I have a long UTF-8 string that is a mix of Roman, Western-European, Japanese, and Korean characters and punctuation. Many are multibyte chars, but some (I think) are not.
I need to do 2 things:
- Make sure there are no duplicate chars (and output that new string, stripped of dupes).
- Randomly shuffle that new string.
(Sorry, I can't seem to get the code quoting to format right...)

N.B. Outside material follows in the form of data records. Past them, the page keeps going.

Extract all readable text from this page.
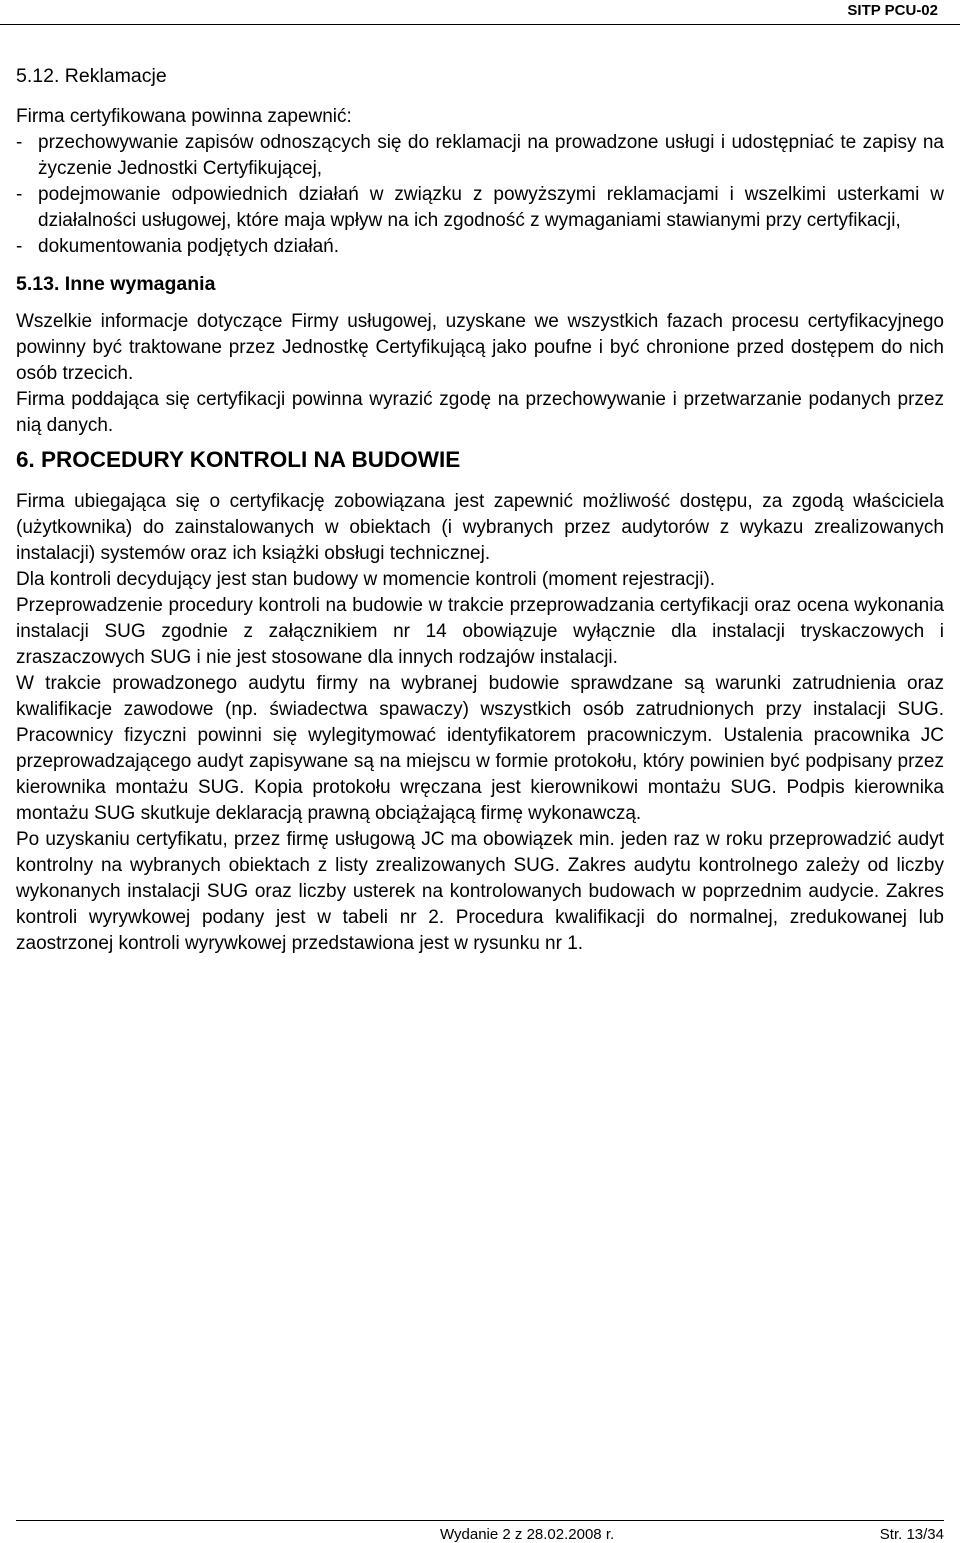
SITP PCU-02
5.12. Reklamacje

Firma certyfikowana powinna zapewnić:

- przechowywanie zapisów odnoszących się do reklamacji na prowadzone usługi i udostępniać te zapisy na życzenie Jednostki Certyfikującej,
- podejmowanie odpowiednich działań w związku z powyższymi reklamacjami i wszelkimi usterkami w działalności usługowej, które maja wpływ na ich zgodność z wymaganiami stawianymi przy certyfikacji,
- dokumentowania podjętych działań.
5.13. Inne wymagania

Wszelkie informacje dotyczące Firmy usługowej, uzyskane we wszystkich fazach procesu certyfikacyjnego powinny być traktowane przez Jednostkę Certyfikującą jako poufne i być chronione przed dostępem do nich osób trzecich.

Firma poddająca się certyfikacji powinna wyrazić zgodę na przechowywanie i przetwarzanie podanych przez nią danych.

6. PROCEDURY KONTROLI NA BUDOWIE

Firma ubiegająca się o certyfikację zobowiązana jest zapewnić możliwość dostępu, za zgodą właściciela (użytkownika) do zainstalowanych w obiektach (i wybranych przez audytorów z wykazu zrealizowanych instalacji) systemów oraz ich książki obsługi technicznej.

Dla kontroli decydujący jest stan budowy w momencie kontroli (moment rejestracji).

Przeprowadzenie procedury kontroli na budowie w trakcie przeprowadzania certyfikacji oraz ocena wykonania instalacji SUG zgodnie z załącznikiem nr 14 obowiązuje wyłącznie dla instalacji tryskaczowych i zraszaczowych SUG i nie jest stosowane dla innych rodzajów instalacji.

W trakcie prowadzonego audytu firmy na wybranej budowie sprawdzane są warunki zatrudnienia oraz kwalifikacje zawodowe (np. świadectwa spawaczy) wszystkich osób zatrudnionych przy instalacji SUG. Pracownicy fizyczni powinni się wylegitymować identyfikatorem pracowniczym. Ustalenia pracownika JC przeprowadzającego audyt zapisywane są na miejscu w formie protokołu, który powinien być podpisany przez kierownika montażu SUG. Kopia protokołu wręczana jest kierownikowi montażu SUG. Podpis kierownika montażu SUG skutkuje deklaracją prawną obciążającą firmę wykonawczą.

Po uzyskaniu certyfikatu, przez firmę usługową JC ma obowiązek min. jeden raz w roku przeprowadzić audyt kontrolny na wybranych obiektach z listy zrealizowanych SUG. Zakres audytu kontrolnego zależy od liczby wykonanych instalacji SUG oraz liczby usterek na kontrolowanych budowach w poprzednim audycie. Zakres kontroli wyrywkowej podany jest w tabeli nr 2. Procedura kwalifikacji do normalnej, zredukowanej lub zaostrzonej kontroli wyrywkowej przedstawiona jest w rysunku nr 1.

Wydanie 2 z 28.02.2008 r.	Str. 13/34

function uniquechars($string) {
$l = mb_strlen($string);
$unique = array();
for($i = 0; $i < $l; $i++) {
$char = mb_substr($string, $i, 1);
if(!array_key_exists($char, $unique))
$unique[$char] = 0;
$unique[$char]++;
}
$uniquekeys = join('', array_keys($unique));
return $uniquekeys;
}
and:
function unicode_shuffle($string)
{
$len = mb_strlen($string);
$sploded = array();
while($len-- > 0) {
$sploded[] = mb_substr($string, $len, 1);
}
shuffle($sploded);
$shuffled = join('', $sploded);
return $shuffled;
}
Using those two functions, which someone very helpfully provided, I THOUGHT I was all set...except that curiously, it seems like the Unique string (no duplicates) and the Shuffled string do not contain the same number of characters. (I am highlighting these chars from my browser and then cutting-and-pasting into another application...one string is always a different length than the one above, but often it varies...it's not even the same number of chars getting truncated each time!).
I'm sorry I don't know enough about PHP nor about coding to sleuth this myself but what on earth is going wrong here? It seems like it should be easy to just shuffle a big long string, but apparently it's much harder than I thought. Is there maybe another, easier way to do this? Should I convert the string first into respective hex numbers and shuffle those, then convert back to UTF-8? Should I output to a file rather than the screen?
Anyone out there have suggestions? I'm sorry, I'm very new to this, so possibly I'm just doing something really dumb.